Wir hatten ein paar Jahre aufzuholen, erzählen uns von den kleinen Menschen, die jetzt große sind- und von anderen, die lange gegangen sind.

und während wir alten Erinnerungen nachhängen oder Sonne und Wind genießen, besucht uns eine Gänsefamilie.

Zwischen Sonne und Mond verbringen wir den letzten gemeinsamen Abend –

Während 1500 km von hier weiterhin Bomben fallen und Menschen fliehen, während manche Kolumnisten in Waffengattungen schwelgen, die jegliche Science-fiction längst eingeholt haben,

braucht uns diese schöne Welt gar nicht.

Das ist beruhigend, aber auch irgendwie traurig.

Alltag

Der morgendliche Soundtrack: Amselgesang, wenn es noch nicht ganz hell ist…manchmal mischen Möwen mit, je nachdem wie der Wind steht…. bei stärkerem Wind ein leises Rauschen als Hintergrund in einem sehr lang gezogenen Rhythmus ….

Zur Zeit stehe ich auf, wenn es gerade heller wird ……

Es folgen Wasserplätschern in den Wasserkocher, ein RRRRRRR meiner Kaffeemühle, nach ein paar Minuten das Sprudeln kochenden Wassers, zwischendrin leises Klappern einer Tasse, die ich aus dem Buffett geholt habe. Ich gieße die Kaffeebrühe auf, warte ein paar Minuten – draußen mischt sich in den Amselgesang das Gezwitscher der Sperlinge – drücke den Pömpel hinunter, gieße ein und sinke mit Tasse auf mein Sofa.

Ich genieße die Zeit vor der Schule. Es ist meine Zeit – und nähme ich sie nicht, so hätte ich das Gefühl, der ganze Tag gehöre meiner Arbeit. Wach werden, die ersten Gedanken aufsteigen und wieder ziehen lassen….

Am Wochenende – einkaufen, verbunden damit spazieren gehen,

Menschen zuschauen, mit Bekannten plaudern…..

Am letzten Wochenende wäre Rock’n’Roll-Butterfahrt gewesen – das kleine, hiesige Laut-und-Draußen-Festival.

Ist zum dritten Mal ausgelfallen, immer noch wegen des Virus.
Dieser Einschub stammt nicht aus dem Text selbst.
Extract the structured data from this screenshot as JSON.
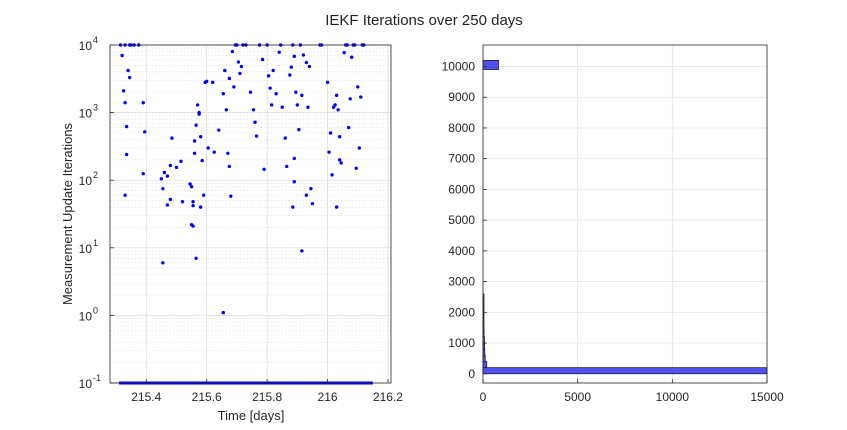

Aber es gab ein Trostpflaster an der Landungsbrücke für all die unentwegten Fans,

die als buntes, naja eher schwarzes Volk jährlich anreisen.

Ansonsten geht alles seinen Gang –

Gäste kommen und gehen (Juni, Juli, August sei so gut wie ausgebucht, hörte ich) –

die Basstölpel werden intensiv beobachtet –

die Gärten herausgeputzt –

Wohnungen entlüftet –

Die knallig bunte Zeit beginnt –

ein Gegenschnitt zum Weltgeschehen: Säbelrasseln und Kriegsgetaumel.

Das, was jetzt einen idyllische Blick auf die See gewährt,

ist der Rest des letzten Wahnsinns, ein alter Unterstand, der die Sprengung überlebt hat.

Gut, dass auch andere Zeichen gesetzt werden –

an der höchsten Erhebung des Kreises Pinneberg (ganze 66m hoch ;-))) –

oder an einem Abfallkorb

es sind nur Symbole – aber gute.

Der Krieg ist ganz fern, doch manchmal holt er mich ein…

Experimente

C. und J. diskutieren leise, aber angeregt – offensichtlich nicht Probleme der Zeichensetzung.

Ich schaue fragend –

C: Kann man auch verkehrt herum in Schuhen gehen?

J. zieht seine Schuhe aus und stellt sich verkehrt herum hinein.

So –

und schlurft den langen Weg vom Klassenzimmer zum Schulhof.

Draußen –

ich: Und? –

J.: Funktioniert! Ist aber dumm!

Nächste Pause – nächstes Experiment: Wie lange halten Socken dem Abtrieb durch Asphalt stand?